In the present moment, we can say that art finds itself in a new relation with abstract value, whether it’s the typical forms of contemporary work or financial mechanisms. This means that art as a social (or asocial) practice not only reflects but revises the productive forces, which tend towards forces of ‘non-production’ and devalorisation in an era of debt-financed austerity. Modernist forms of self-abolition of art and artists, predicated as they were on a baseline autonomy of art, become impotent or compromised as the social relations of (non-)production increasingly make uncomfortable incursions into negations given form and meaning by that autonomy. This applies both to the structural re-composition of work by ‘creative’ and self-propelled forms of exploitation as well as the inscription of art in the enhancement of market values. However, as art expands to include more and more fields of social action within its imaginative and institutional remit (political activity, work, education), the paradox remains that the social effectiveness of art is guaranteed by its separation from capitalist work. Thus, art’s estrangement from labour continues apace, but, at this historical juncture, coincides with labour’s estrangement from labour: labouring subjects who do not identify with themselves as labour. This lecture will examine a few instances of recent and historical art, cinematic, and poetic practices to draw out some of these implications.


Marina Vishmidt is a writer, researcher and editor who lives in London. She recently obtained her PhD on Speculation as a Mode of Production in Art and Capital.
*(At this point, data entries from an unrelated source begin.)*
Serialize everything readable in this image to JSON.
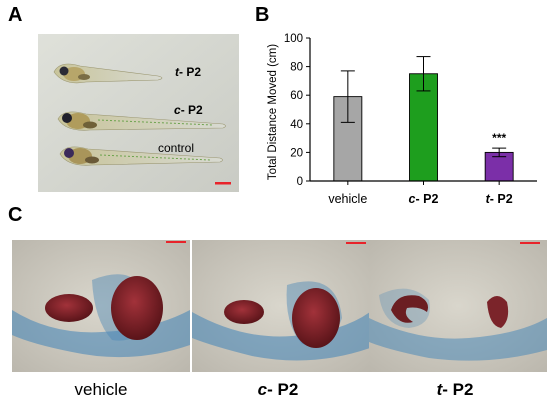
{
  "panels": {
    "a": "A",
    "b": "B",
    "c": "C"
  },
  "panel_a": {
    "labels": [
      {
        "prefix": "t",
        "suffix": "- P2"
      },
      {
        "prefix": "c",
        "suffix": "- P2"
      },
      {
        "prefix": "",
        "suffix": "control"
      }
    ],
    "scale_bar_color": "#e8232a"
  },
  "chart_data": {
    "type": "bar",
    "categories": [
      {
        "prefix": "",
        "suffix": "vehicle"
      },
      {
        "prefix": "c",
        "suffix": "- P2"
      },
      {
        "prefix": "t",
        "suffix": "- P2"
      }
    ],
    "values": [
      59,
      75,
      20
    ],
    "error": [
      18,
      12,
      3
    ],
    "colors": [
      "#a6a6a6",
      "#1e9e1e",
      "#7b2fa8"
    ],
    "ylabel": "Total Distance Moved (cm)",
    "ylim": [
      0,
      100
    ],
    "yticks": [
      0,
      20,
      40,
      60,
      80,
      100
    ],
    "annotations": [
      {
        "category_index": 2,
        "text": "***"
      }
    ]
  },
  "panel_c": {
    "labels": [
      {
        "prefix": "",
        "suffix": "vehicle"
      },
      {
        "prefix": "c",
        "suffix": "- P2"
      },
      {
        "prefix": "t",
        "suffix": "- P2"
      }
    ],
    "scale_bar_color": "#e8232a"
  }
}
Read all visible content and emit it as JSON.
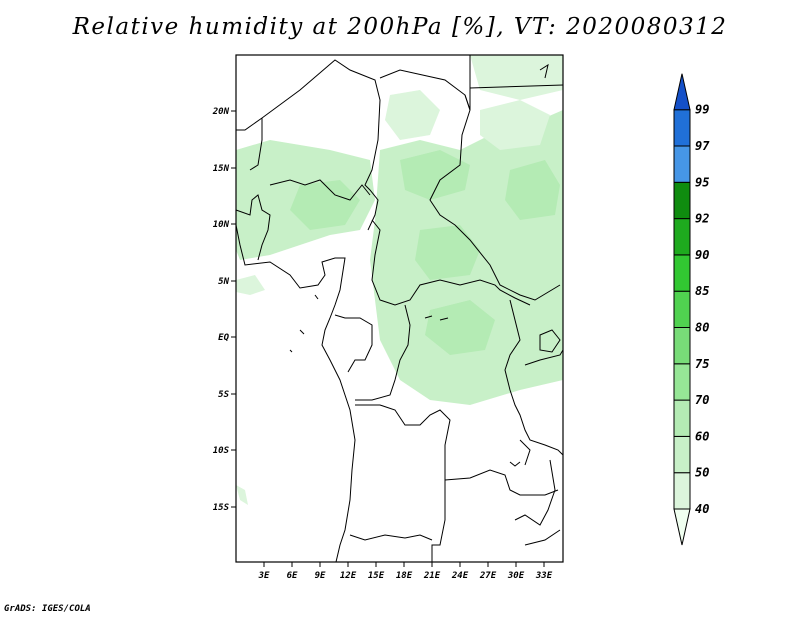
{
  "title": "Relative humidity at 200hPa [%], VT: 2020080312",
  "credit": "GrADS: IGES/COLA",
  "map": {
    "lon_range": [
      0,
      35
    ],
    "lat_range": [
      -20,
      25
    ],
    "x_tick_labels": [
      "3E",
      "6E",
      "9E",
      "12E",
      "15E",
      "18E",
      "21E",
      "24E",
      "27E",
      "30E",
      "33E"
    ],
    "y_tick_labels": [
      "20N",
      "15N",
      "10N",
      "5N",
      "EQ",
      "5S",
      "10S",
      "15S"
    ]
  },
  "colorbar": {
    "levels": [
      "40",
      "50",
      "60",
      "70",
      "75",
      "80",
      "85",
      "90",
      "92",
      "95",
      "97",
      "99"
    ],
    "colors": [
      "#f0fff0",
      "#dcf5dc",
      "#c8f0c8",
      "#b4ebb4",
      "#96e696",
      "#78dc78",
      "#50d250",
      "#32c832",
      "#1eaa1e",
      "#0f8c0f",
      "#4696e6",
      "#2070d8",
      "#1450c8"
    ]
  }
}
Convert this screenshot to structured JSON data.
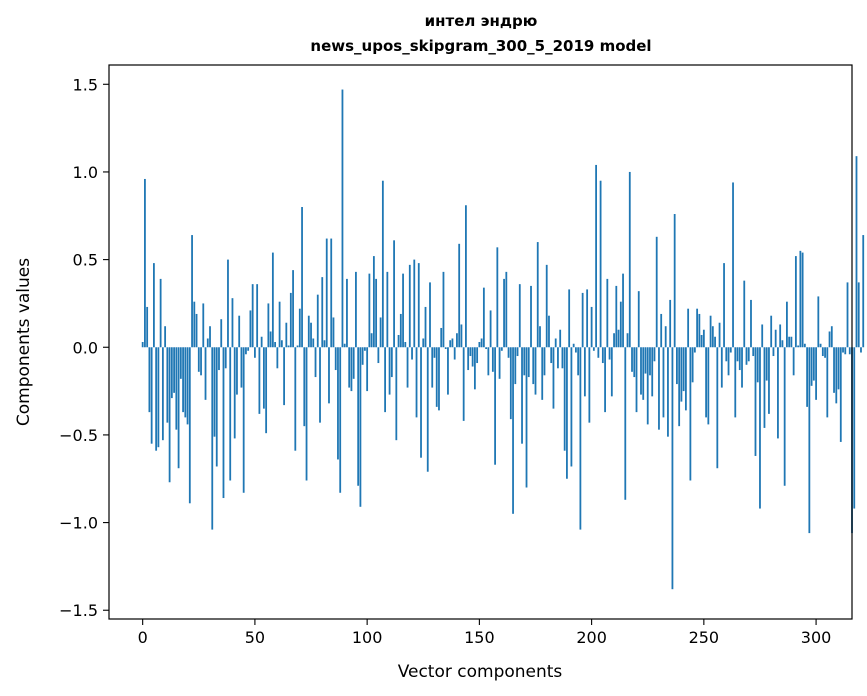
{
  "chart_data": {
    "type": "bar",
    "title": "интел эндрю",
    "subtitle": "news_upos_skipgram_300_5_2019 model",
    "xlabel": "Vector components",
    "ylabel": "Components values",
    "xlim": [
      -15,
      316
    ],
    "ylim": [
      -1.55,
      1.61
    ],
    "xticks": [
      0,
      50,
      100,
      150,
      200,
      250,
      300
    ],
    "xtick_labels": [
      "0",
      "50",
      "100",
      "150",
      "200",
      "250",
      "300"
    ],
    "yticks": [
      -1.5,
      -1.0,
      -0.5,
      0.0,
      0.5,
      1.0,
      1.5
    ],
    "ytick_labels": [
      "−1.5",
      "−1.0",
      "−0.5",
      "0.0",
      "0.5",
      "1.0",
      "1.5"
    ],
    "grid": false,
    "bar_color": "#1f77b4",
    "values": [
      0.03,
      0.96,
      0.23,
      -0.37,
      -0.55,
      0.48,
      -0.59,
      -0.57,
      0.39,
      -0.53,
      0.12,
      -0.43,
      -0.77,
      -0.29,
      -0.26,
      -0.47,
      -0.69,
      -0.18,
      -0.37,
      -0.4,
      -0.44,
      -0.89,
      0.64,
      0.26,
      0.19,
      -0.14,
      -0.16,
      0.25,
      -0.3,
      0.05,
      0.12,
      -1.04,
      -0.51,
      -0.68,
      -0.13,
      0.16,
      -0.86,
      -0.12,
      0.5,
      -0.76,
      0.28,
      -0.52,
      -0.27,
      0.18,
      -0.23,
      -0.83,
      -0.04,
      -0.02,
      0.21,
      0.36,
      -0.06,
      0.36,
      -0.38,
      0.06,
      -0.35,
      -0.49,
      0.25,
      0.09,
      0.54,
      0.03,
      -0.12,
      0.26,
      0.04,
      -0.33,
      0.14,
      0.01,
      0.31,
      0.44,
      -0.59,
      0.01,
      0.22,
      0.8,
      -0.45,
      -0.76,
      0.18,
      0.14,
      0.05,
      -0.17,
      0.3,
      -0.43,
      0.4,
      0.04,
      0.62,
      -0.32,
      0.62,
      0.17,
      -0.13,
      -0.64,
      -0.83,
      1.47,
      0.02,
      0.39,
      -0.23,
      -0.25,
      -0.18,
      0.43,
      -0.79,
      -0.91,
      -0.1,
      -0.02,
      -0.25,
      0.42,
      0.08,
      0.52,
      0.39,
      -0.09,
      0.17,
      0.95,
      -0.37,
      0.43,
      -0.27,
      -0.17,
      0.61,
      -0.53,
      0.07,
      0.19,
      0.42,
      0.03,
      -0.23,
      0.47,
      -0.07,
      0.5,
      -0.4,
      0.48,
      -0.63,
      0.05,
      0.23,
      -0.71,
      0.37,
      -0.23,
      -0.06,
      -0.34,
      -0.36,
      0.11,
      0.43,
      -0.01,
      -0.27,
      0.04,
      0.05,
      -0.07,
      0.08,
      0.59,
      0.13,
      -0.42,
      0.81,
      -0.13,
      -0.05,
      -0.11,
      -0.24,
      -0.09,
      0.03,
      0.05,
      0.34,
      -0.01,
      -0.16,
      0.21,
      -0.14,
      -0.67,
      0.57,
      -0.18,
      -0.02,
      0.39,
      0.43,
      -0.06,
      -0.41,
      -0.95,
      -0.21,
      -0.05,
      0.36,
      -0.55,
      -0.16,
      -0.8,
      -0.17,
      0.35,
      -0.21,
      -0.27,
      0.6,
      0.12,
      -0.3,
      -0.16,
      0.47,
      0.18,
      -0.09,
      -0.35,
      0.05,
      -0.12,
      0.1,
      -0.12,
      -0.59,
      -0.75,
      0.33,
      -0.68,
      0.02,
      -0.03,
      -0.16,
      -1.04,
      0.31,
      -0.28,
      0.33,
      -0.43,
      0.23,
      -0.02,
      1.04,
      -0.06,
      0.95,
      -0.09,
      -0.37,
      0.39,
      -0.07,
      -0.28,
      0.08,
      0.35,
      0.1,
      0.26,
      0.42,
      -0.87,
      0.08,
      1.0,
      -0.14,
      -0.17,
      -0.37,
      0.32,
      -0.27,
      -0.3,
      -0.15,
      -0.44,
      -0.16,
      -0.28,
      -0.08,
      0.63,
      -0.47,
      0.19,
      -0.4,
      0.12,
      -0.51,
      0.27,
      -1.38,
      0.76,
      -0.21,
      -0.45,
      -0.31,
      -0.25,
      -0.36,
      0.22,
      -0.76,
      -0.2,
      -0.03,
      0.22,
      0.19,
      0.07,
      0.1,
      -0.4,
      -0.44,
      0.18,
      0.12,
      0.06,
      -0.69,
      0.14,
      -0.23,
      0.48,
      -0.08,
      -0.16,
      -0.03,
      0.94,
      -0.4,
      -0.08,
      -0.13,
      -0.23,
      0.38,
      -0.1,
      -0.08,
      0.27,
      -0.05,
      -0.62,
      -0.2,
      -0.92,
      0.13,
      -0.46,
      -0.19,
      -0.38,
      0.18,
      -0.05,
      0.1,
      -0.52,
      0.13,
      0.04,
      -0.79,
      0.26,
      0.06,
      0.06,
      -0.16,
      0.52,
      0.01,
      0.55,
      0.54,
      0.02,
      -0.34,
      -1.06,
      -0.22,
      -0.19,
      -0.3,
      0.29,
      0.02,
      -0.05,
      -0.06,
      -0.4,
      0.09,
      0.12,
      -0.26,
      -0.32,
      -0.24,
      -0.54,
      -0.03,
      -0.04,
      0.37,
      -0.04,
      -1.06,
      -0.92,
      1.09,
      0.37,
      -0.03,
      0.64
    ]
  }
}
 Anthony Iles is a writer of fiction, criticism and theory, and a contributing editor with Mute.

Rachel O’Reilly


The visual arts tend to stereotype poetry and poets as naively (romantically) distanced from ‘real’ material macroeconomic disciplining. Critical poetry’s apparent greater territorial refrain from negotiations with capital for access to publics and payments for performativity can similarly have us assume that to invest in the poetic is to carve out mostly marginal spaces of spiritual durability and non-labour. And yet, the everyday cultural worker’s discursive suspension of art’s political economy has us all at risk of turning into this assuredly fictional ‘bad’ poet, as hyperindividuated and unorganized as this figure is. Key to Christian Marazzi’s recent work on Language and Capital is a coming to awareness that 1) speculative finance is characterized by and functions through linguistic conventions and 2) the newly dominant forms of labour are produced through language and means analogous to linguistic performance. Further, that these are linked. Let us consider that contemporary poetry understands itself as a subjectivizing ur-form of value production precisely in its apparent autonomous investment in (self-)dividing labour from non-labour, and secondly then, that within post-fordist networks, territories, and flows, more than poets write ‘poetry’ – a fact that critical poetries have tarried with so exemplarily since at least the 1970s. Drawing on the speaker’s curatorial practice and poetry collection-in-progress Rue Methanic, this lecture considers ways of tarrying differently  – at the level of language and the diagram – with current forms of globalized cultural work (esp. ‘the curatorial’), given the interpentration of this work by specific, high-level linguistic and conceptualist innovations of neoliberal governance. Rachel will read aloud from and give analytical insight into her own recent reworkings and (re-)re-territorializations of the tactical linguistics of financialized post-fordism.


Rachel O’Reilly is writer, poet, curator and researcher based in the Netherlands.